Elle hausse les épaules.

— J’espère que tu sais ce que tu fais, murmure-t-elle.

— Ne t’inquiète pas, mon ange, je le sais parfaitement.

Cinq minutes plus tard, nous sommes devant le logis de la dame Sogrenut. Je l’ai trouvé d’autant plus aisément que Lucette est déjà venue chez elle et me l’a désigné. Il y a de la lumière au rez-de-chaussée. Je frappe aux volets. Une exclamation qui me paraît être de joie me parvient. L’huis s’écarte et la Marinette qui marinait est là, superbe dans un déshabillé pour comédie américaine des années 30. Son pupitre à la mode de Caen pendouille sur son estomac. A travers le vaporeux, on distingue comme je te vois ses varices et vergetures (fluctuat nec vergeture).

Son sourire d’allégresse qui s’épanouissait jusqu’à son entre-deux Olida disparaît quand elle aperçoit Lucette.

Elle ouvre : deux grands yeux, une grande bouche plus tous les pores de sa peau et son anus.

— Mais que… mais quoi…

Je lui épargne le « mais qui… » déjà programmé en intervenant :

— Marinette, mon cœur, nous avons des problèmes, Mme Clabote et moi, pourriez-vous nous héberger pour la nuit ?

Elle referme sa bouche et, je gage, son trou du cul, stoppant ainsi le fâcheux courant d’air qui s’était créé.

— Entrez !

On entre dans un logis mieux que modeste sans être toutefois bourgeois. C’est meublé en style danois, ce qui constitue un moindre mal. C’est clair, avec des conneries sur les murs et un poste de TV japonais écran plat ; des fragrances (odeur suave) de haddock flottent encore dans la maisonnette.
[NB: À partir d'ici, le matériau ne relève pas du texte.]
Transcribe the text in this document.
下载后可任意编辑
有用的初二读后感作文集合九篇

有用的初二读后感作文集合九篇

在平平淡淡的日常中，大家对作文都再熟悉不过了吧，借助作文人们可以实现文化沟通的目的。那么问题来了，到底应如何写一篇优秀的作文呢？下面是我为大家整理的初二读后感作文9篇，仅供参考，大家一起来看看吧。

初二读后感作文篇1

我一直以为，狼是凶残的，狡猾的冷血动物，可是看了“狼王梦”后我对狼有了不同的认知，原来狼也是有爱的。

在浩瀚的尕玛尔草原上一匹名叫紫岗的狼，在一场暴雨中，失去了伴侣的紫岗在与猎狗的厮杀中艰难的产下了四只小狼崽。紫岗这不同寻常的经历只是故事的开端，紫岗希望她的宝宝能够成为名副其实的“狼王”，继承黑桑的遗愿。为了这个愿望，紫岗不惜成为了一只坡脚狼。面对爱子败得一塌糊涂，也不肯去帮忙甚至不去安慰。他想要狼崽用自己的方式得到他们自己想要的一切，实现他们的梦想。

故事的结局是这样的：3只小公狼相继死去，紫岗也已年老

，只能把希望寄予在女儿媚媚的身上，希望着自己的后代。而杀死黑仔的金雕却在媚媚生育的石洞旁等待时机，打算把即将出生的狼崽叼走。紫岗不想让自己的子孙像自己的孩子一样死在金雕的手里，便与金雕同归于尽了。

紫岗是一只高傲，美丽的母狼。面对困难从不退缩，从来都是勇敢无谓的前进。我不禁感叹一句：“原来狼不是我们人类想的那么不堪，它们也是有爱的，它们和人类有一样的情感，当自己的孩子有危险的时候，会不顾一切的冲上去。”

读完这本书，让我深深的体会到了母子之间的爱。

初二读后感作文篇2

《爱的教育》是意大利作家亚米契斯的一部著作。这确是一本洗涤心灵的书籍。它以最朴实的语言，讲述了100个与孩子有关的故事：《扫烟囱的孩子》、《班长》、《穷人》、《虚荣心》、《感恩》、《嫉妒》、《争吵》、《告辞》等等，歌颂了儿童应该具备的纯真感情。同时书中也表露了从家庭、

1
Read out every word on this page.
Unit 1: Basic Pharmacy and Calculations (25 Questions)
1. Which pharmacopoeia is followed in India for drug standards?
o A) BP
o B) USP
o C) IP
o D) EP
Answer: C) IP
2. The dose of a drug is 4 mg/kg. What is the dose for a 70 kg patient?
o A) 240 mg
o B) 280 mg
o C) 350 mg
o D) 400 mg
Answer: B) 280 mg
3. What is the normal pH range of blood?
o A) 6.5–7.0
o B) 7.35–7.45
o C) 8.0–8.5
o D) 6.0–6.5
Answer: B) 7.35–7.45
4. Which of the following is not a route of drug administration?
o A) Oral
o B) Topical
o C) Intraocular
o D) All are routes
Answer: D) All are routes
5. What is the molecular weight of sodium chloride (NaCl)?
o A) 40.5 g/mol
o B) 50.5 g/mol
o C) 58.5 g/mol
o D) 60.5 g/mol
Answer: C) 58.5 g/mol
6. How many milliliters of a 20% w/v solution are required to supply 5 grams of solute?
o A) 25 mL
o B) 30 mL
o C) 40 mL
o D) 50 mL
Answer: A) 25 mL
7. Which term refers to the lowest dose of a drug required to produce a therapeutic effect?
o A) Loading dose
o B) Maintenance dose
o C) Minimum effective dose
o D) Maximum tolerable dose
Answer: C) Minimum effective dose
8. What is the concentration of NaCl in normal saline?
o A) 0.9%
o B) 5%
— Seigneur, dans quel état êtes-vous ! exclame Marinette. Que vous est-il arrivé ?

— Un accident de voiture à l’entrée du pays.

— Grave ?

— Nous sommes là !

— Mais vous êtes plein de sang ! couine la dame Sogrenut.

Je m’approche d’un miroir et découvre que la première balle tirée dans le pare-brise m’a entaillé le lobe, et t’as rien qui saigne autant que l’oreille. Mon raisin a dégouliné le long de mon cou, imbibant ma limouille et mon col de veste. C’est pas grave, mais ça fait de l’effet.

La vioque, faut lui bayer quelques explicances, je sens. Un accident, bon d’accord, on est crottés et moi saignant, mais pourquoi lui demandons-nous asile au lieu de regagner nos pénates toutes proches ?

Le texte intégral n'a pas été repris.